“It was during a 2008 ski trip to Park City, Utah for Thanksgiving that I met my Aussie husband, Paul, for the first time. We hit it off straight away. As someone who had grown up thinking my life trajectory needed to go university, career, house, dog, kids, I was surprised by how fascinating Paul’s outlook on seasonal work and traveling was.
Paul opened my eyes up to adventures like doing an entire ski season in Utah and backpacking Australia on a Working Holiday Visa. While I was traveling and seeing so much of the Southern Hemisphere, I was also falling in love.
After spending two months road-tripping from Wollongong to Port Douglas, Paul and I knew we wanted to put down roots and start building a life together. After doing another ski season in Utah, we parted ways while we applied for a De Facto visa. I spent six months in my hometown of Gainesville, Florida while he worked in Perisher, Australia. At last – my visa was approved and on Christmas Day 2010, I landed in Sydney to find my happily ever after.
By April, Paul had been lured to Mudgee, a small town 3.5 hours NW of Sydney to work in a coal mine and I followed suit 5 months later. (Not to work in a coal mine of course.)
I had been dabbling with writing and wanted to write a memoir.

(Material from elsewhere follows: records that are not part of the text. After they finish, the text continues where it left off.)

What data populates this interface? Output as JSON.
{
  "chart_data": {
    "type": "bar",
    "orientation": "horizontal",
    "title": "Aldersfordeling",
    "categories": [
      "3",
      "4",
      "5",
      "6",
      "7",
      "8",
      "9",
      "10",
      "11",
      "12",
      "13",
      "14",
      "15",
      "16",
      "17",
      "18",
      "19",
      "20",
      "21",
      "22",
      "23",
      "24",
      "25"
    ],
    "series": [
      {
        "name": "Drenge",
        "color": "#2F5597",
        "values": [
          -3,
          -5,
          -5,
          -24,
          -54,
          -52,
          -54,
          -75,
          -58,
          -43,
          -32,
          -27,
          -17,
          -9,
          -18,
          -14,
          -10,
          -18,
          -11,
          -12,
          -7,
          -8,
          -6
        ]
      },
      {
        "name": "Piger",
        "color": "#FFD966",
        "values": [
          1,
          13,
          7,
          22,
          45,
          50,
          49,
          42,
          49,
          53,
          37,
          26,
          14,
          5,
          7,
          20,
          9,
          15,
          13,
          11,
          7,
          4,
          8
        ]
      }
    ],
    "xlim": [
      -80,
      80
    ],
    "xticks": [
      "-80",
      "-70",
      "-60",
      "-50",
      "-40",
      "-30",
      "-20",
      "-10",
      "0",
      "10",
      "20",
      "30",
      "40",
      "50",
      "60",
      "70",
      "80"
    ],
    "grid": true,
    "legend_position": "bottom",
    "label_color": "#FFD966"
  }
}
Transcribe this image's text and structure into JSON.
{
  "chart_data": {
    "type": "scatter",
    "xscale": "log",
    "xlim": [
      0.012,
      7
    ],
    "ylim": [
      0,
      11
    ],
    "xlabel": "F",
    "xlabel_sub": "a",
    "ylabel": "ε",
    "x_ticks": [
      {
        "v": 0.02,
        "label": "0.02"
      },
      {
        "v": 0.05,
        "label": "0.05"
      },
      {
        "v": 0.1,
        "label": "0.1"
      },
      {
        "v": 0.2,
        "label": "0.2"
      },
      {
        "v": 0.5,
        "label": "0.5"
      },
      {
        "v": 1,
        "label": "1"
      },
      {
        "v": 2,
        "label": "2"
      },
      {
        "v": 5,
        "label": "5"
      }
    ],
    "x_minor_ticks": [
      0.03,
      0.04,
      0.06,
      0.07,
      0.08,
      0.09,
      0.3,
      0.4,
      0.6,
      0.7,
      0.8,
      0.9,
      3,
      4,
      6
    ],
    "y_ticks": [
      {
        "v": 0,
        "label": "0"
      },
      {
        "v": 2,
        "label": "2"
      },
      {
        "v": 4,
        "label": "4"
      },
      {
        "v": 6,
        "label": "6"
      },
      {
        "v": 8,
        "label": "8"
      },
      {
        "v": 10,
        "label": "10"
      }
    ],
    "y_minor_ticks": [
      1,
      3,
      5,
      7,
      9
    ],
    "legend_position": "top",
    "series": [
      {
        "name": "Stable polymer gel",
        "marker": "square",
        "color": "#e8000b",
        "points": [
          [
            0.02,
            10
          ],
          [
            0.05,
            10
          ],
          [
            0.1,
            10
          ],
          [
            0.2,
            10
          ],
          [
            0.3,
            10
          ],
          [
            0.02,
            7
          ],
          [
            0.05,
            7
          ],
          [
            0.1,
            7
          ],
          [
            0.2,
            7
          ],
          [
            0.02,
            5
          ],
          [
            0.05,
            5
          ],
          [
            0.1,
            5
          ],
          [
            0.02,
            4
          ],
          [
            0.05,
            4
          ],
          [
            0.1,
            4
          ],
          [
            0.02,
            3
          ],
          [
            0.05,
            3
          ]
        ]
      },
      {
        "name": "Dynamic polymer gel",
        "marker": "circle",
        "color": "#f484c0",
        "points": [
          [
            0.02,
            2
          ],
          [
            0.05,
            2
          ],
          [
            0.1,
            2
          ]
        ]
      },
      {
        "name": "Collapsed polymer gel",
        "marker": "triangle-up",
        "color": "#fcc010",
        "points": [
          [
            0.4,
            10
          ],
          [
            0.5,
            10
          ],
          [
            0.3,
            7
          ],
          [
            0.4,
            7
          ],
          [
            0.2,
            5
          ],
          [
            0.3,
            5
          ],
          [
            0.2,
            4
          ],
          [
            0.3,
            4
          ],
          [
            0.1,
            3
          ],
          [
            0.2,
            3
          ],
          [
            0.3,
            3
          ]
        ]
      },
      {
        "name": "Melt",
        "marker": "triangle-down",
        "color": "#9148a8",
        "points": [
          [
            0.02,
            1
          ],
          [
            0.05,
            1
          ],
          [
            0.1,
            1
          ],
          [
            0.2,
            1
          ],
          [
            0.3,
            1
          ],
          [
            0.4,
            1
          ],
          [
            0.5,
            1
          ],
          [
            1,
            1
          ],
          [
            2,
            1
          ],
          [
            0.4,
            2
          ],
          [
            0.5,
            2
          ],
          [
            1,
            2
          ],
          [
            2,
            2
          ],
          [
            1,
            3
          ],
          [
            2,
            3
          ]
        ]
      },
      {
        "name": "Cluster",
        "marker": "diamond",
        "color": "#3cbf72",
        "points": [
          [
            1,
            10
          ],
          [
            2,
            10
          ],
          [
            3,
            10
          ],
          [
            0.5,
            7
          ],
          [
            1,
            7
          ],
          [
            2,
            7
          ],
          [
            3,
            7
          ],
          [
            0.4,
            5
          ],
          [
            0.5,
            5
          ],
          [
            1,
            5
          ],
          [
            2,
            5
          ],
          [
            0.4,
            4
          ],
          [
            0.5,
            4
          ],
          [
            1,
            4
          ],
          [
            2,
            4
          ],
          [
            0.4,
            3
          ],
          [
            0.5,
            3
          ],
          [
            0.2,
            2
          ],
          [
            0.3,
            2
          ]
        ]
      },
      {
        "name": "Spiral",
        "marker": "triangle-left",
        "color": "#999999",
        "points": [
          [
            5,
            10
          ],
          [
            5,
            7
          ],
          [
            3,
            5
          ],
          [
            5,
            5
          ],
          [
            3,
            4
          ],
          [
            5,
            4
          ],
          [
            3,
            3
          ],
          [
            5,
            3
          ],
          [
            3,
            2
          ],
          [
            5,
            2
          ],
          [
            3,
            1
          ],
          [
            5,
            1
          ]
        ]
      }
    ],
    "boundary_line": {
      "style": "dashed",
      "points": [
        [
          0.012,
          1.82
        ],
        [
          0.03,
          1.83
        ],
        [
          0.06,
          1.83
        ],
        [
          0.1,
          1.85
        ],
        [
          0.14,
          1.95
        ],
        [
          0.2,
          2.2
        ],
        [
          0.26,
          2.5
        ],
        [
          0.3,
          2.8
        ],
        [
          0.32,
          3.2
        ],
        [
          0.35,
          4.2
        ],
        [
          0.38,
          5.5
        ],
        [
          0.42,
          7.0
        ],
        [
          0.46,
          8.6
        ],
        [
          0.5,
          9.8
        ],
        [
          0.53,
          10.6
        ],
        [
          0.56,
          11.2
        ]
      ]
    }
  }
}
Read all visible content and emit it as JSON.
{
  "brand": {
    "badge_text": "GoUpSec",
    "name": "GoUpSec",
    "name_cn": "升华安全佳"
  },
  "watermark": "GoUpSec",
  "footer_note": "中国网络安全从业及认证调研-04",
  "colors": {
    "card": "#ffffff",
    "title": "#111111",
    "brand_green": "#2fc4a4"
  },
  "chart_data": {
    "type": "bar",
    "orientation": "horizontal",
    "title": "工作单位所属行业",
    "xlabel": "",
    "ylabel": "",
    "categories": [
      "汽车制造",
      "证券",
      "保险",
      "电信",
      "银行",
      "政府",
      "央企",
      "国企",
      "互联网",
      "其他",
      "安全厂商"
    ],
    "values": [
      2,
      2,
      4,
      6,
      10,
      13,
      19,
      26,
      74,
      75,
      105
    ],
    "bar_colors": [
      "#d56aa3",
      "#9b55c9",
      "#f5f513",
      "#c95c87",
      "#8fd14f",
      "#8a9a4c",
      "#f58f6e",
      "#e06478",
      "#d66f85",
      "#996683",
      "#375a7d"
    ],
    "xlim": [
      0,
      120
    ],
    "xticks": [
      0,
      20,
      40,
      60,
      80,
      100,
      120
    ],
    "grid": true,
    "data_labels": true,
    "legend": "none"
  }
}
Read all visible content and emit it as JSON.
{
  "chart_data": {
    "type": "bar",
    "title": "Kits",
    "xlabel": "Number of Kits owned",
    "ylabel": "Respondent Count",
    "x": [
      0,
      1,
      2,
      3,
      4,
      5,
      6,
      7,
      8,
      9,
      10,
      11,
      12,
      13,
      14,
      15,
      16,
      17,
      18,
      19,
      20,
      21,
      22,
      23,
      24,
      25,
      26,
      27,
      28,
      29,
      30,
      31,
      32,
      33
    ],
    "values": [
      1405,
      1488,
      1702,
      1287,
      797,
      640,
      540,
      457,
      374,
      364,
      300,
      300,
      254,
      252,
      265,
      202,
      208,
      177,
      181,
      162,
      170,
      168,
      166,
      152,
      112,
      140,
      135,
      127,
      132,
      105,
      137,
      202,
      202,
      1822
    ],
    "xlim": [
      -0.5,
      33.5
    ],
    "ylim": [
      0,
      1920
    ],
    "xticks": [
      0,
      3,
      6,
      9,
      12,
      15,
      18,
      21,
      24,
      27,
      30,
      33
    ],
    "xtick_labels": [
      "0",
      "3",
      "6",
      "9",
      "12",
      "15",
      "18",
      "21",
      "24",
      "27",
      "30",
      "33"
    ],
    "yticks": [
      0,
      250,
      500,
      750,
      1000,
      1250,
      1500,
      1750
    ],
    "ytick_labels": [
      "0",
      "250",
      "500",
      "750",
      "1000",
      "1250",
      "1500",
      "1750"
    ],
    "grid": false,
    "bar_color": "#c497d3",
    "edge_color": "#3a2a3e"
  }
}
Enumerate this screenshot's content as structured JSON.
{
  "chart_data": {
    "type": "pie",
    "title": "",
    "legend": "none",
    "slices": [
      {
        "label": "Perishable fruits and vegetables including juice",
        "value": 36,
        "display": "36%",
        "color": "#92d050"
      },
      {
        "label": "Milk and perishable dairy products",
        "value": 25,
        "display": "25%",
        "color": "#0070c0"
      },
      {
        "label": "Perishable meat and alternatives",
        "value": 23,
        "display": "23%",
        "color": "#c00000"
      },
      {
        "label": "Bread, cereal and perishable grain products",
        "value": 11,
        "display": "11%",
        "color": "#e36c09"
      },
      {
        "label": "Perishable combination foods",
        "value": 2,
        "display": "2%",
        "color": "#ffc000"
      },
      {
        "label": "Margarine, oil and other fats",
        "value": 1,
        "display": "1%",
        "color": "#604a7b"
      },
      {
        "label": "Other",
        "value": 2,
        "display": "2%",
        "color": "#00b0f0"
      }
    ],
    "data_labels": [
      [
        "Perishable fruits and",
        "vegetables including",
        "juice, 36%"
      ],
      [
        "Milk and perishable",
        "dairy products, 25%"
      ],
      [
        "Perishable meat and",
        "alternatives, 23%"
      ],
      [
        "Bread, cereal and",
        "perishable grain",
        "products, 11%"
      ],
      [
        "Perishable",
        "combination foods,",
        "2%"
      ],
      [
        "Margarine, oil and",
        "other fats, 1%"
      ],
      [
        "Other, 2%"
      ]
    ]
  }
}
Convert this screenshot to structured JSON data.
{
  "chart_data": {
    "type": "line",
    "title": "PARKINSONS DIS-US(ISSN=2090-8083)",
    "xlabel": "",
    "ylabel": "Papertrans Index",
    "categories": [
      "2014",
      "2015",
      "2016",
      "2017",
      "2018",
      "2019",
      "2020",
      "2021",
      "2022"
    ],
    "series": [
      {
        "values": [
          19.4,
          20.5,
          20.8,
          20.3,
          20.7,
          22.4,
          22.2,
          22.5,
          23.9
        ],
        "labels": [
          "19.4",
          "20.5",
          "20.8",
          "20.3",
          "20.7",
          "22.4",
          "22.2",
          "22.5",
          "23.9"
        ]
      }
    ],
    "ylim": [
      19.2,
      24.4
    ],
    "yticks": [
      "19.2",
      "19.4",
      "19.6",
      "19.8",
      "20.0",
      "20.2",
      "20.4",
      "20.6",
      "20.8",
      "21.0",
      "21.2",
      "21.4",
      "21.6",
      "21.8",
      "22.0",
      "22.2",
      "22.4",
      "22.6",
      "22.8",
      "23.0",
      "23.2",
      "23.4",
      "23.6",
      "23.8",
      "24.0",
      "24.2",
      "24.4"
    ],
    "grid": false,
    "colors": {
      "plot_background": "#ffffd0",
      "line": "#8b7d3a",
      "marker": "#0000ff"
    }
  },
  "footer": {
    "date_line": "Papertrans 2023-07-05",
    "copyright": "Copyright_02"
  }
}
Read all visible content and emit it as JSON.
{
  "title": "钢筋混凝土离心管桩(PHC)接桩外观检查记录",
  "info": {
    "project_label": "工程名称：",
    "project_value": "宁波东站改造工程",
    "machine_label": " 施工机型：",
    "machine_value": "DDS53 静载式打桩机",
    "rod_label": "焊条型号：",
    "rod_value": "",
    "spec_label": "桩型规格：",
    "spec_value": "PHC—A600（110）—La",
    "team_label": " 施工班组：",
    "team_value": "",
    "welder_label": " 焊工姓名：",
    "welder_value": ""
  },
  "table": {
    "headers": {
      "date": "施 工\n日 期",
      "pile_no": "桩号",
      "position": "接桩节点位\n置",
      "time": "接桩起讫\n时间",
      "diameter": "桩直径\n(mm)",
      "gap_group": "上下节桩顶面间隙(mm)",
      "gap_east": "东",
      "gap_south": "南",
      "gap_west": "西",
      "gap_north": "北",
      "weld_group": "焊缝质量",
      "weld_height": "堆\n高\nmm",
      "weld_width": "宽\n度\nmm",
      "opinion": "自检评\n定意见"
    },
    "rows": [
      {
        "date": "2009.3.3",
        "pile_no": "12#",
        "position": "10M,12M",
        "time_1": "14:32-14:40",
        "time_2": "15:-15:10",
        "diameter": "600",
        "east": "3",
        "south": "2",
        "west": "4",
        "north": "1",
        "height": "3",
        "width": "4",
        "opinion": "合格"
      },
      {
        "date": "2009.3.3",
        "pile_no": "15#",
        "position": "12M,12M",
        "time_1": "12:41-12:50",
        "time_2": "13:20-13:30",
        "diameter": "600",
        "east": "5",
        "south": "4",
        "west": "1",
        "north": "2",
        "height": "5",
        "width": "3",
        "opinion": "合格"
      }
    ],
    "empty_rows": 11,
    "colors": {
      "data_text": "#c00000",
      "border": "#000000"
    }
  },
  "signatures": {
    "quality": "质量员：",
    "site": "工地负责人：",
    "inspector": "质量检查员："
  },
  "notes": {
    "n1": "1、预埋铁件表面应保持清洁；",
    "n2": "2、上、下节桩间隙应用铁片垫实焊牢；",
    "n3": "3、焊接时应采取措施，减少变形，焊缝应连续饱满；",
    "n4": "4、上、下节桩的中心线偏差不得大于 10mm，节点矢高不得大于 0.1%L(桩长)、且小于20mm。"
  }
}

One day, I bought a ticket to an event called ‘So You Think You Can Write’ at the Sydney Writers Festival, where people in the audience can pitch their drafts. I purely wanted to go for feedback, but serendipitously, a publisher was in the audience and liked what they heard! That’s how my debut book ‘Summerlandish: Do as I Say, Not as I Did’ got published. A few years later came my second book, ‘I Now Pronounce You Husband and Expat’.
Today, I’m a ghostwriter and am proud to still call Mudgee home some ten years later. Paul and I live with our two kids, two dogs and even my mom, who migrated in 2019!
My mom always had a fridge magnet that read, ‘Bloom where you’re Planted.’ It’s not easy moving to a new town, let alone a new country. But just like a flower that can be moved from pot to pot, you too can bloom where you are planted.”